Manuel Ortiz Guerrero (16 July 1894 – 8 May 1933) was a Paraguayan poet and musician.

== Biography==
Guerrero was born in Ybaroty, a neighbourhood in the city of Villarrica del Espíritu Santo, Paraguay. His parents were Vicente Ortiz and Susana Guerrero, who died after giving birth. He was raised by his grandmother, Florencia Ortiz. He completed his first studies in a school in Villarrica, and stood out for his interest in scholarly works. He was shy and not very social. While he was studying at the National College in Villarrica he wrote his first verses; during this time he acquired the "Manú" nickname. He arrived in Asunción in 1914, where he studied in the Colegio Nacional de la Capital.

He published his first poems in the Revista del Centro Estudiantil. Soon, local papers started to show interest in him. One of his most famous pieces, "Loca", was published in the magazine Letras. He lived with his friend and also poet Guillermo Molinas Rolón. In the 1920s he published poems such as "Surgente", "Pepitas" and "Nubes del este" and plays like "Eireté", "La Conquista" and "El crimen de Tintalila". He also wrote the lyrics in Guarani for some of his friend, José Asunción Flores's songs. Pieces like "India" and "Buenos Aires" were written in Spanish.

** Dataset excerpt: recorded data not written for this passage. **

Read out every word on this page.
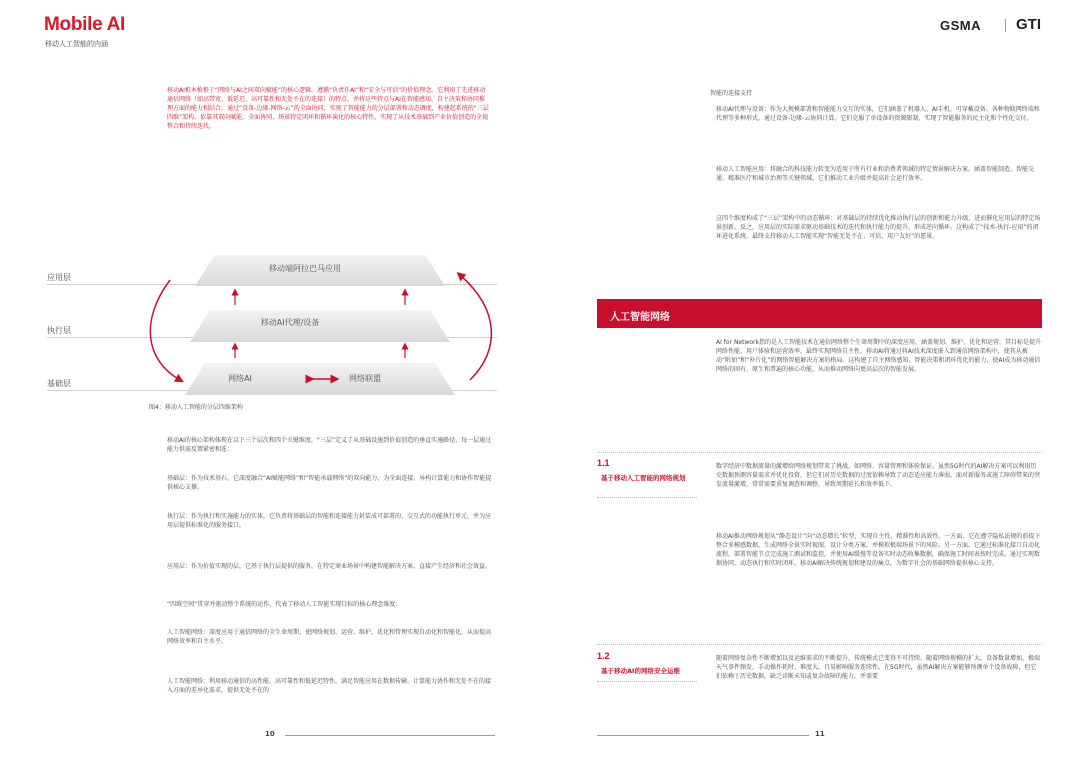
Mobile AI
移动人工智能的内涵
GSMA GTI
移动AI根本植根于“网络与AI之间双向赋能”的核心逻辑，遵循“负责任AI”和“安全与可信”的价值理念。它利用了先进移动通信网络（如高带宽、低延迟、高可靠性和无处不在的连接）的特点，并将这些特点与AI在智能感知、自主决策和协同推理方面的能力相结合。通过“设备-边缘-网络-云”的全面协同，实现了智能能力的分层部署和动态调度，构建起系统的“三层四维”架构。依靠其双向赋能、全面协同、场景特定闭环和循环演化的核心特性，实现了从技术基础到产业价值创造的全视整合和持续迭代。
应用层
执行层
基础层
移动端阿拉巴马应用
移动AI代理/设备
网络AI	网络联盟
图4：移动人工智能的分层四维架构
移动AI的核心架构体现在以下三个层次和四个关键维度。“三层”定义了从基础设施到价值创造的垂直实施路径，每一层通过能力供需反馈紧密相连：
基础层：作为技术基石，它深度融合“AI赋能网络”和“智能承载网络”的双向能力，为全面连接、异构计算能力和协作智能提供核心支撑。
执行层：作为执行和实施能力的实体，它负责将基础层的智能和连接能力封装成可部署的、交互式的功能执行单元，并为应用层提供标准化的服务接口。
应用层：作为价值实现的层，它基于执行层提供的服务，在特定商业场景中构建智能解决方案，直接产生经济和社会效益。
“四维空间”贯穿并驱动整个系统的运作，代表了移动人工智能实现目标的核心理念维度：
人工智能网络：深度应用于通信网络的全生命周期，使网络规划、运营、维护、优化和管理实现自动化和智能化，从而提高网络效率和自主水平。
人工智能网络：利用移动通信的高性能、高可靠性和低延迟特性，满足智能应用在数据传输、计算能力协作和无处不在的接入方面的差异化需求，提供无处不在的
10
智能的连接支持
移动AI代理与设备：作为大规模部署和智能能力交互的实体，它们涵盖了机器人、AI手机、可穿戴设备、各种物联网终端和代理等多种形式。通过设备-边缘-云协同计算，它们克服了单设备的资源限制，实现了智能服务的民主化和个性化交付。
移动人工智能应用：将融合的科技能力转变为适用于所有行业和消费者领域的特定情景解决方案。涵盖智能制造、智能交通、精准医疗和城市治理等关键领域，它们推动工业升级并提高社会运行效率。
这四个维度构成了“三层”架构中的动态循环：对基础层的持续优化推动执行层的创新和能力升级，进而催化应用层的特定场景创新。反之，应用层的实际需求驱动基础技术的迭代和执行能力的提升，形成逆向循环。这构成了“技术-执行-应用”的闭环进化系统，最终支持移动人工智能实现“智能无处不在、可信、用户友好”的愿景。
人工智能网络
AI for Network指的是人工智能技术在通信网络整个生命周期中的深度应用，涵盖规划、维护、优化和运营。其目标是提升网络性能、用户体验和运营效率，最终实现网络自主性。移动AI将通过将AI技术深度嵌入到通信网络架构中，使其从被动“附加”和“补片化”的网络智能解决方案的格局。这构建了自主网络感知、智能决策和闭环优化的能力，使AI成为移动通信网络的固有、原生和普遍的核心功能，从而推动网络向更高层次的智能发展。
1.1
基于移动人工智能的网络规划
数字经济中数据流量的激增给网络规划带来了挑战，如网络、容量管理和体验保证。虽然5G时代的AI解决方案可以利用历史数据预测容量需求并优化投资，但它们对历史数据的过度依赖导致了动态适应能力薄弱，面对新服务或施工障碍带来的突发流量激增，常常需要重复调查和调整，导致周期延长和效率低下。
移动AI推动网络规划从“静态设计”向“动态增长”转型，实现自主性、精准性和高效性。一方面，它在遵守隐私法规的前提下整合多模感数据，生成网络全景实时视图，设计分类方案，并模拟极端场景下的风险。另一方面，它通过标准化接口自动化流程，部署智能节点完成施工测试和监控，并使用AI缓慢等设备实时动态收集数据，确保施工时间表按时完成。通过实现数据协同、动态执行和实时闭环，移动AI解决传统规划和建设的痛点，为数字社会的基础网络提供核心支持。
1.2
基于移动AI的网络安全运维
随着网络复杂性不断增加以及运维需求的不断提升，传统模式已变得不可持续。随着网络规模的扩大，设备数量增加，极端天气事件频发，手动操作耗时、难度大，且易影响服务连续性。在5G时代，虽然AI解决方案能够预测单个设备故障，但它们依赖于历史数据，缺乏诊断未知或复杂故障的能力，并需要
11
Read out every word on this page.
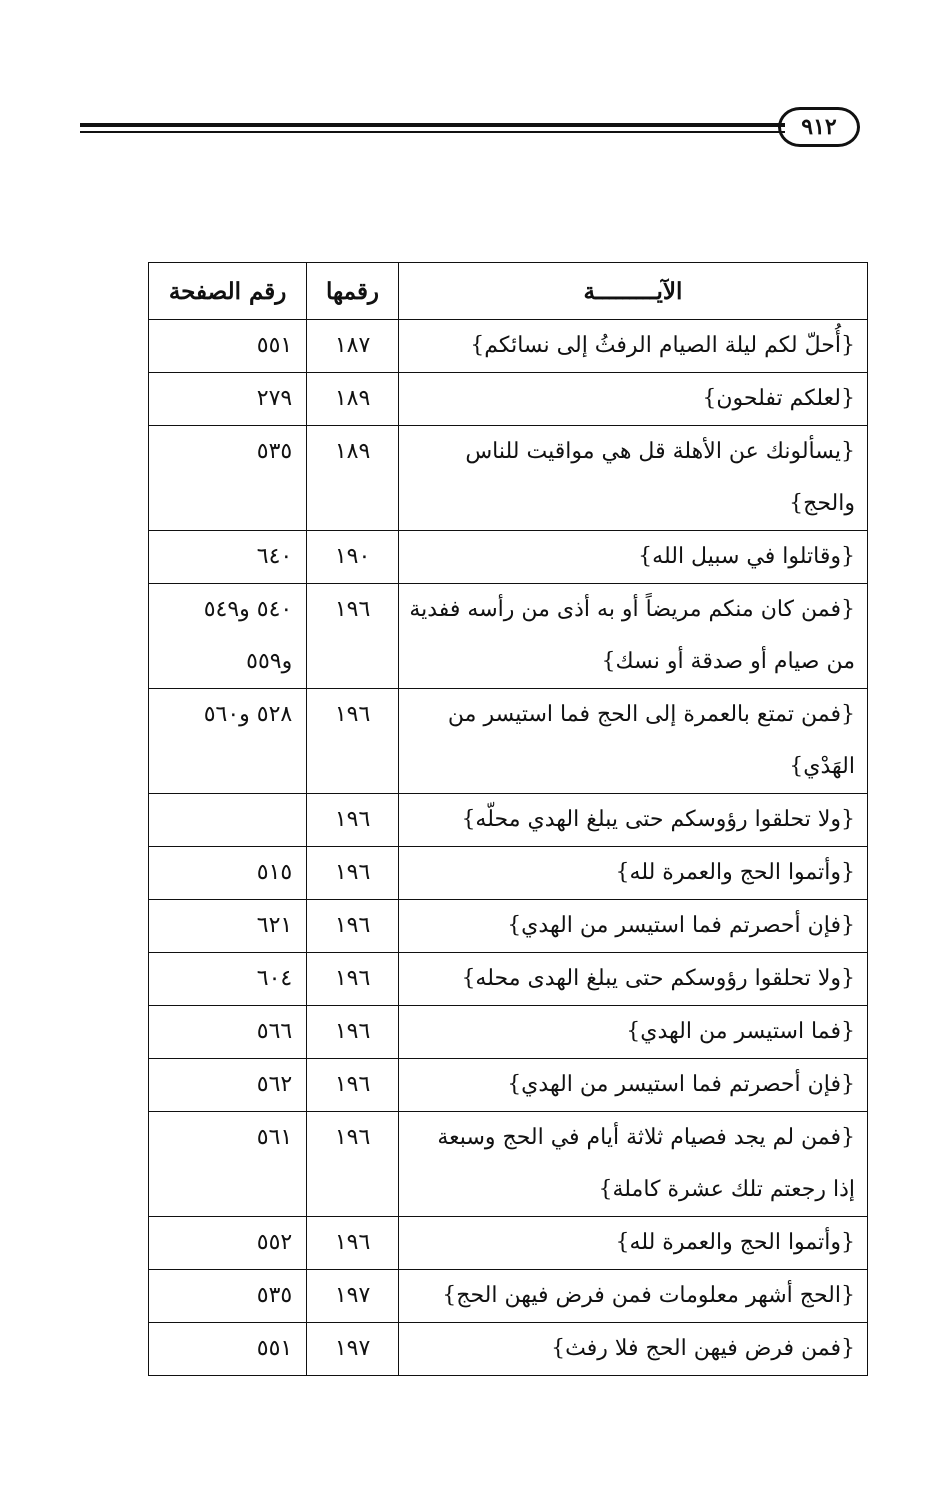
٩١٢
الآيـــــــــة	رقمها	رقم الصفحة
{أُحلّ لكم ليلة الصيام الرفثُ إلى نسائكم}	١٨٧	٥٥١
{لعلكم تفلحون}	١٨٩	٢٧٩
{يسألونك عن الأهلة قل هي مواقيت للناس والحج}	١٨٩	٥٣٥
{وقاتلوا في سبيل الله}	١٩٠	٦٤٠
{فمن كان منكم مريضاً أو به أذى من رأسه ففدية من صيام أو صدقة أو نسك}	١٩٦	٥٤٠ و٥٤٩ و٥٥٩
{فمن تمتع بالعمرة إلى الحج فما استيسر من الهَدْي}	١٩٦	٥٢٨ و٥٦٠
{ولا تحلقوا رؤوسكم حتى يبلغ الهدي محلّه}	١٩٦	
{وأتموا الحج والعمرة لله}	١٩٦	٥١٥
{فإن أحصرتم فما استيسر من الهدي}	١٩٦	٦٢١
{ولا تحلقوا رؤوسكم حتى يبلغ الهدى محله}	١٩٦	٦٠٤
{فما استيسر من الهدي}	١٩٦	٥٦٦
{فإن أحصرتم فما استيسر من الهدي}	١٩٦	٥٦٢
{فمن لم يجد فصيام ثلاثة أيام في الحج وسبعة إذا رجعتم تلك عشرة كاملة}	١٩٦	٥٦١
{وأتموا الحج والعمرة لله}	١٩٦	٥٥٢
{الحج أشهر معلومات فمن فرض فيهن الحج}	١٩٧	٥٣٥
{فمن فرض فيهن الحج فلا رفث}	١٩٧	٥٥١
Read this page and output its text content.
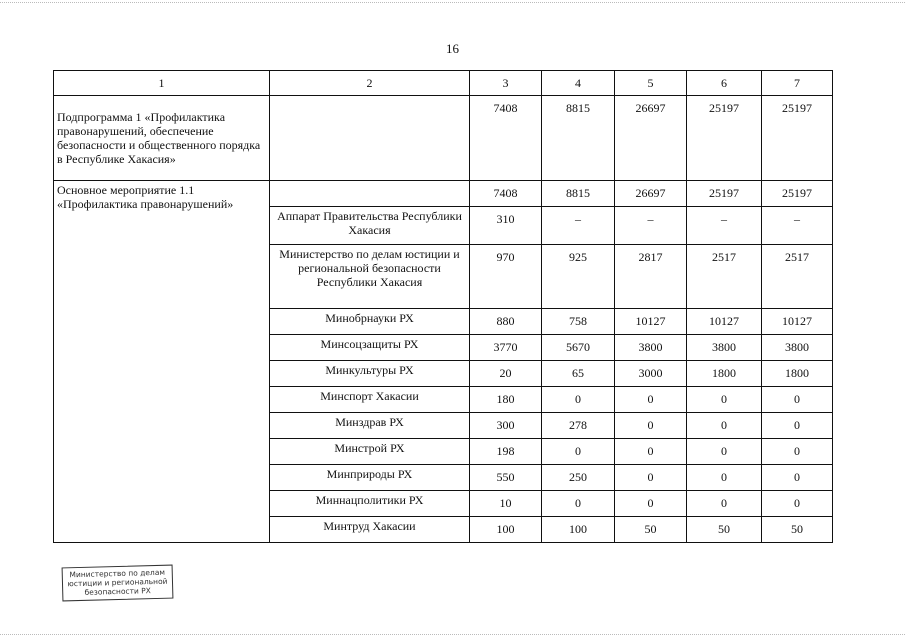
16
1	2	3	4	5	6	7
Подпрограмма 1 «Профилактика правонарушений, обеспечение безопасности и общественного порядка в Республике Хакасия»		7408	8815	26697	25197	25197
Основное мероприятие 1.1 «Профилактика правонарушений»		7408	8815	26697	25197	25197
	Аппарат Правительства Республики Хакасия	310	–	–	–	–
	Министерство по делам юстиции и региональной безопасности Республики Хакасия	970	925	2817	2517	2517
	Минобрнауки РХ	880	758	10127	10127	10127
	Минсоцзащиты РХ	3770	5670	3800	3800	3800
	Минкультуры РХ	20	65	3000	1800	1800
	Минспорт Хакасии	180	0	0	0	0
	Минздрав РХ	300	278	0	0	0
	Минстрой РХ	198	0	0	0	0
	Минприроды РХ	550	250	0	0	0
	Миннацполитики РХ	10	0	0	0	0
	Минтруд Хакасии	100	100	50	50	50
Министерство по делам
юстиции и региональной
безопасности РХ
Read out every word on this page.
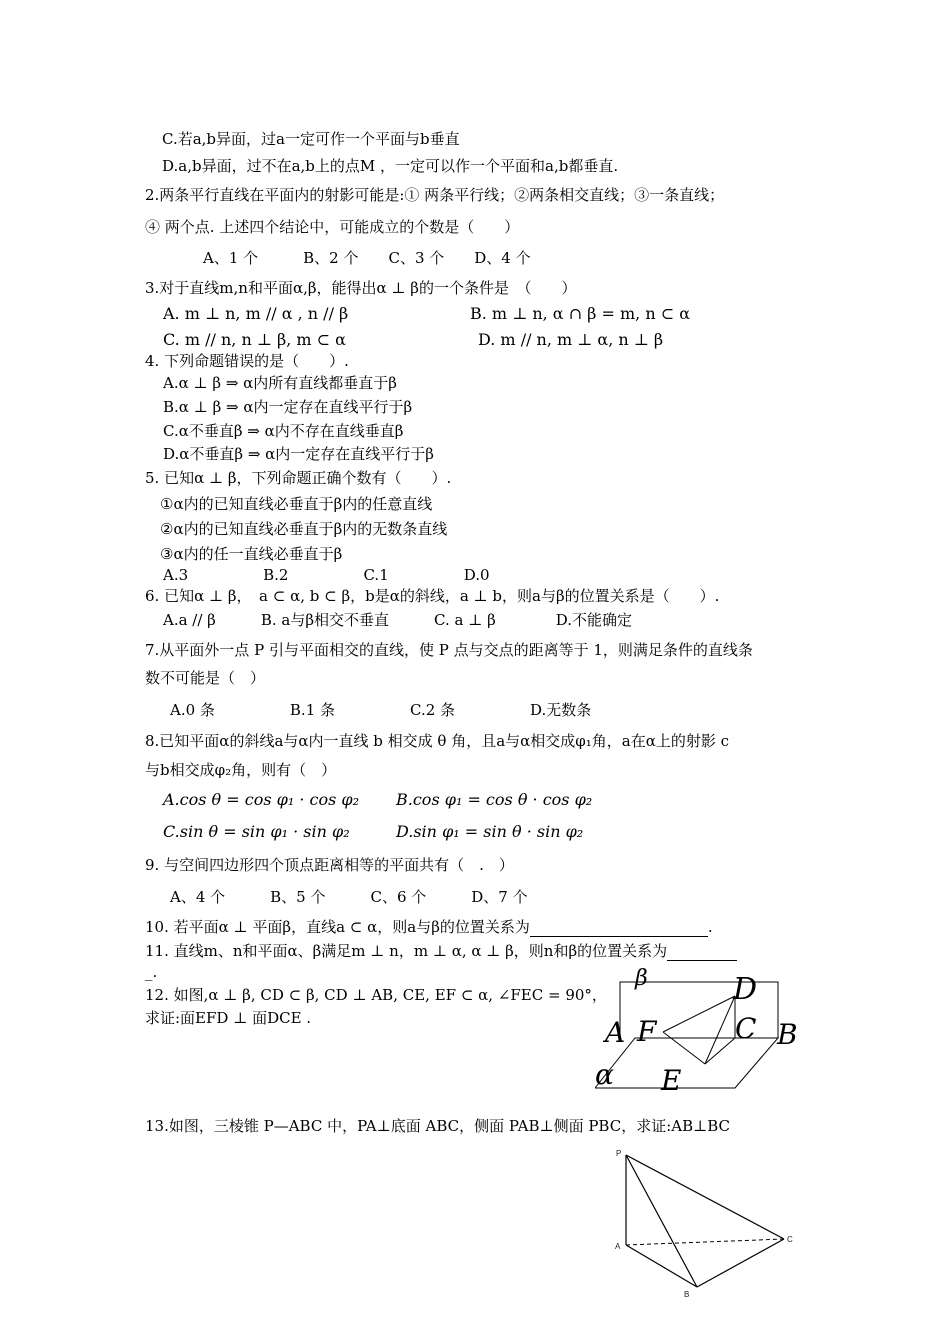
C.若a,b异面，过a一定可作一个平面与b垂直
D.a,b异面，过不在a,b上的点M ，一定可以作一个平面和a,b都垂直.
2.两条平行直线在平面内的射影可能是:① 两条平行线；②两条相交直线；③一条直线；
④ 两个点. 上述四个结论中，可能成立的个数是（　　）
A、1 个　　　B、2 个　　C、3 个　　D、4 个
3.对于直线m,n和平面α,β，能得出α ⊥ β的一个条件是　（　　）
A. m ⊥ n, m // α , n // β	B. m ⊥ n, α ∩ β = m, n ⊂ α
C. m // n, n ⊥ β, m ⊂ α	D. m // n, m ⊥ α, n ⊥ β
4. 下列命题错误的是（　　）.
A.α ⊥ β ⇒ α内所有直线都垂直于β
B.α ⊥ β ⇒ α内一定存在直线平行于β
C.α不垂直β ⇒ α内不存在直线垂直β
D.α不垂直β ⇒ α内一定存在直线平行于β
5. 已知α ⊥ β，下列命题正确个数有（　　）.
①α内的已知直线必垂直于β内的任意直线
②α内的已知直线必垂直于β内的无数条直线
③α内的任一直线必垂直于β
A.3　　　　　B.2　　　　　C.1　　　　　D.0
6. 已知α ⊥ β，　a ⊂ α, b ⊂ β，b是α的斜线，a ⊥ b，则a与β的位置关系是（　　）.
A.a // β　　　B. a与β相交不垂直　　　C. a ⊥ β　　　　D.不能确定
7.从平面外一点 P 引与平面相交的直线，使 P 点与交点的距离等于 1，则满足条件的直线条
数不可能是（　）
A.0 条　　　　　B.1 条　　　　　C.2 条　　　　　D.无数条
8.已知平面α的斜线a与α内一直线 b 相交成 θ 角，且a与α相交成φ₁角，a在α上的射影 c
与b相交成φ₂角，则有（　）
A.cos θ = cos φ₁ · cos φ₂ B.cos φ₁ = cos θ · cos φ₂
C.sin θ = sin φ₁ · sin φ₂	D.sin φ₁ = sin θ · sin φ₂
9. 与空间四边形四个顶点距离相等的平面共有（　.　）
A、4 个　　　B、5 个　　　C、6 个　　　D、7 个
10. 若平面α ⊥ 平面β，直线a ⊂ α，则a与β的位置关系为	.
11. 直线m、n和平面α、β满足m ⊥ n，m ⊥ α, α ⊥ β，则n和β的位置关系为
_.
12. 如图,α ⊥ β, CD ⊂ β, CD ⊥ AB, CE, EF ⊂ α, ∠FEC = 90°，
求证:面EFD ⊥ 面DCE .
13.如图，三棱锥 P—ABC 中，PA⊥底面 ABC，侧面 PAB⊥侧面 PBC，求证:AB⊥BC
β	D
A F	C B
α E
P
A
C
B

Guerrero was exiled from his country and went to Brazil. He died in Buenos Aires, Argentina, in 1933, due to leprosy. His ashes rest in the city where he was born, and in a plaza of Asunción called "Manuel Ortiz Guerrero y José Asunción Flores". Posthumous publications of his works include Obras completas (1952) and Arenillas de mi tierra (1969).

== Work ==
A solidly modernist poem, "Loca" was followed by other poems that have a rather romantic tang: "Raída poty", "Guarán-i", "La sortija", "Diana de gloria".

He wrote indistinctively in Spanish and Guaraní, succeeding admirably with poems in the second language, most of all, beautiful poems that serve as lyrics for the most important guaranias of José Asunción Flores: "Panambí verá", "Nde rendape aju", "Kerasy"y"Paraguaype". In his book La poesía paraguaya – Historia de una incógnita, the Brazilian critic Walter Wey writes: "Ortiz Guerrero represented the great courage of being an intellectual in a country without editors, even that of living exclusively from art, since writing poems and playing the guitar were the only things he was good at".

He would print his poems in his own typing machine and sell them from door to door. He managed to get them to the people in a way such that they were untouched by leprosy. Towards the end of his existence, Manú received his last visitors and friends in the darkest corner of his miserable room, placing the chairs strategically distant from the bed so that they didn't see him. The scars of this struggle with life and for life are reborn in some of his verses and in brochures titled "Cantimplora", which testify to the painful path of the Guarani poet.